Eric let his friend stare at the tree in silence a moment. “What happened?”
“Bastard Dayton tells Cooper Lavelle he’s through with the kids, and Lavelle starts dragging Remy with him like he was some prize turkey. Remy says he’s not going anywhere—a first for him, considering what usually happens when Cooper shows up.” Evan turned. “Then Cooper tells his lackeys to shoot one of the others—Sam or Josh, it didn’t matter.” The words grew thick. “It all happened so fast. I could see that fat asshole smirking as he raised his arm to shoot Sam. The funny thing is, I think Josh saw it too. Next thing I knew, Josh kicks the guy holding him, wriggles free, and leaps on top of Sam just as the shot is fired.” The thin man leaned against the chopping block, resting against it as a makeshift seat. “What the hell was he thinking?”
Eric shrugged. “It sounds like he was trying to save his friend.”
“And, as usual, he
didn’t think it through.” Evan shook his head. “In the end, it’s still my fault. I should have gotten my ass up off the floor, or told him to stay still, or…”
“And then we’d be mourning Sam, or you, or both. How is that any better, Evan?”
Evan went on as if he hadn’t heard. “Seconds. Literally, it was seconds. And then he laid there, dead…o-on top o-of Sam…” He turned away. “L-later, Sam kept asking what was on top of him. I…I didn’t…I didn’t know h-how to tell h-him that i-it was Josh, or wh-what was l-left of h-him…” The tears came, and Evan let them fall.
“Evan, there wasn’t anything you could have done. Not without getting yourself or Sam killed. You didn’t pull the trigger.”

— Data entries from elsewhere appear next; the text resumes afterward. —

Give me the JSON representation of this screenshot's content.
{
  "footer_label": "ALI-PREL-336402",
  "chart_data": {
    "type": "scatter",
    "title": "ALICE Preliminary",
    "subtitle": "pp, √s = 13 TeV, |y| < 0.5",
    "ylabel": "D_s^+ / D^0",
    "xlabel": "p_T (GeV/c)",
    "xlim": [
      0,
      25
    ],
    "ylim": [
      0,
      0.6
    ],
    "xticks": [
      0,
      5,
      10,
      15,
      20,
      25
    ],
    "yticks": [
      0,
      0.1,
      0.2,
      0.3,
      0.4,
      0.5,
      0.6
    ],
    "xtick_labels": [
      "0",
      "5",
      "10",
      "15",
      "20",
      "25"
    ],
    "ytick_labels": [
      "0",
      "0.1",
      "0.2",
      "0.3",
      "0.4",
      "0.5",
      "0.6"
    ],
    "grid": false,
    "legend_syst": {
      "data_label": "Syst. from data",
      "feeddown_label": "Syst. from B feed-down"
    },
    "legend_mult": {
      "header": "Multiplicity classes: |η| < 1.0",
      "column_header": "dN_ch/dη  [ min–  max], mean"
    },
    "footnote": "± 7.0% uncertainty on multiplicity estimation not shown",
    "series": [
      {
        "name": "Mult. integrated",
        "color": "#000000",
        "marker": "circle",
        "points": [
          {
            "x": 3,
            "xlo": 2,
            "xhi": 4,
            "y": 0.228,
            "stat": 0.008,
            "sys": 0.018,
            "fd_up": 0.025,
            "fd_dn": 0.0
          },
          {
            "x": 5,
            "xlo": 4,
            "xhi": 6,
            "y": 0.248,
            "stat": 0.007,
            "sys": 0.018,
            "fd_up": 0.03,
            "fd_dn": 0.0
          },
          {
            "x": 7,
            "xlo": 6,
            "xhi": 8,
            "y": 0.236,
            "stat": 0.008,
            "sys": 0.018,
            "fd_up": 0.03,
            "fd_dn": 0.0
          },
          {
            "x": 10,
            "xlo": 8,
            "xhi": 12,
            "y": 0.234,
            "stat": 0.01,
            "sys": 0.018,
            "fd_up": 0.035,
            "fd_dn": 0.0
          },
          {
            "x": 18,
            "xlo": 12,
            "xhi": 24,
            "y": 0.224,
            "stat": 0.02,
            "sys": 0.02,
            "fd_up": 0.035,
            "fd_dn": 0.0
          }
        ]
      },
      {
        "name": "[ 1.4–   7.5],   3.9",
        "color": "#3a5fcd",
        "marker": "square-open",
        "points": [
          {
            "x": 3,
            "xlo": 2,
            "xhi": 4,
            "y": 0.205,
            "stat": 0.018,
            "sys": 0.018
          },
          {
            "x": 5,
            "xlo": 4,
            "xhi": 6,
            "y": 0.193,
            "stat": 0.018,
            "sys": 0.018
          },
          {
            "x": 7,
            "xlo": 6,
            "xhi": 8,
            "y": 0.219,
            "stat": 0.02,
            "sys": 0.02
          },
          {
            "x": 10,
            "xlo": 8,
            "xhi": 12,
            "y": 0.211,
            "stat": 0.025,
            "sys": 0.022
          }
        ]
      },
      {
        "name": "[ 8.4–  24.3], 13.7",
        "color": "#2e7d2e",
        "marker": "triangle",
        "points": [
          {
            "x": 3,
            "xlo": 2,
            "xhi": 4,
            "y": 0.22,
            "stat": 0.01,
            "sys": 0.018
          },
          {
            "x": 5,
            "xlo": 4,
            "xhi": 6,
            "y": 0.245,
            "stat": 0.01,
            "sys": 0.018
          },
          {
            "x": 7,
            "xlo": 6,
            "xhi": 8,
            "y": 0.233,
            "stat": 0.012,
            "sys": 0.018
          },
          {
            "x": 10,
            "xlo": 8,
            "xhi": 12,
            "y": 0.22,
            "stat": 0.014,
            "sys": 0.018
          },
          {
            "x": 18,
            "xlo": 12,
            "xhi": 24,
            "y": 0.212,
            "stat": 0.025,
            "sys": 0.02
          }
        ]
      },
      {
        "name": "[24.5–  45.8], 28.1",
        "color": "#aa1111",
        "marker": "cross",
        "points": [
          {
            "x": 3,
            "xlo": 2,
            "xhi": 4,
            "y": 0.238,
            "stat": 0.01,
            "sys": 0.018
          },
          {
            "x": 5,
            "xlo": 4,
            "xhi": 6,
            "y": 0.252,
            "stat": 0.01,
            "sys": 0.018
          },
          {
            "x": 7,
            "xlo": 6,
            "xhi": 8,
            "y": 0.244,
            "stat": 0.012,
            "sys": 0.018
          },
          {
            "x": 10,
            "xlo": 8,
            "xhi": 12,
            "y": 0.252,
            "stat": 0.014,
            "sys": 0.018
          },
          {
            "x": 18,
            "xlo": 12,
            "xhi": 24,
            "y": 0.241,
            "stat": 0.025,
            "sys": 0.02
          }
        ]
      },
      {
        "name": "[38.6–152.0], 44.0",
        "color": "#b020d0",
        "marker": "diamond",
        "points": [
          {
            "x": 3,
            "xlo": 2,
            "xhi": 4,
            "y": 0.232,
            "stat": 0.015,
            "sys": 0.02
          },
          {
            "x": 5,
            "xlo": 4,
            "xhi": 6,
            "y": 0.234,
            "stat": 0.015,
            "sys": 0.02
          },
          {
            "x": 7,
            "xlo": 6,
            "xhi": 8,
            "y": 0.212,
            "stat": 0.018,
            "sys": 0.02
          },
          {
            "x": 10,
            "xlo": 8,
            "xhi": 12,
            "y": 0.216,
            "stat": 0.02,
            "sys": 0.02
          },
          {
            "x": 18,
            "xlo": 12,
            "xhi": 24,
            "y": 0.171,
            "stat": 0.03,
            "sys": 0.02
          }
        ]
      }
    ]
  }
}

A few deep breaths echoed into the chilled air, and Evan wrapped the paint-splattered arms of his overcoat tightly around his torso, more to calm himself than to keep warm. “I might as well have, Eric,” he cried, straining to compose himself. “He was looking for me.”
“Who was?”
“Dayton, that selfish, self-centered asshole!” A worn black leather boot kicked out at the chopping block. “Ow.” Evan held his foot and sat on top of the abused stump. “Most people like him, you’d think they’d try to get back to whatever it was they were doing before they went in, but not him. No. He wants to play cat-and-mouse.” The sound of the cold breeze wafting through the thick stands of trees surrounded both men. “Did you know he was watching us, for weeks?”
“How do you know?”
“He told me. Crowed about it when I went to the house to meet him. Said he’d been watching since before the holidays.” Eric saw his friend shiver visibly, and while it wasn’t particularly warm for an early February day, it wasn’t that cold outside. “I just keep thinking, it could have been Rachel. He could have thought she was…”
“But he didn’t. He took the kids.” Eric sighed. “I’m a counselor, not a psychoanalyst. That said, it seems obvious to me he knew exactly where to strike.” He stepped closer to his friend, who was struggling to keep it together. “You love them. All of them.”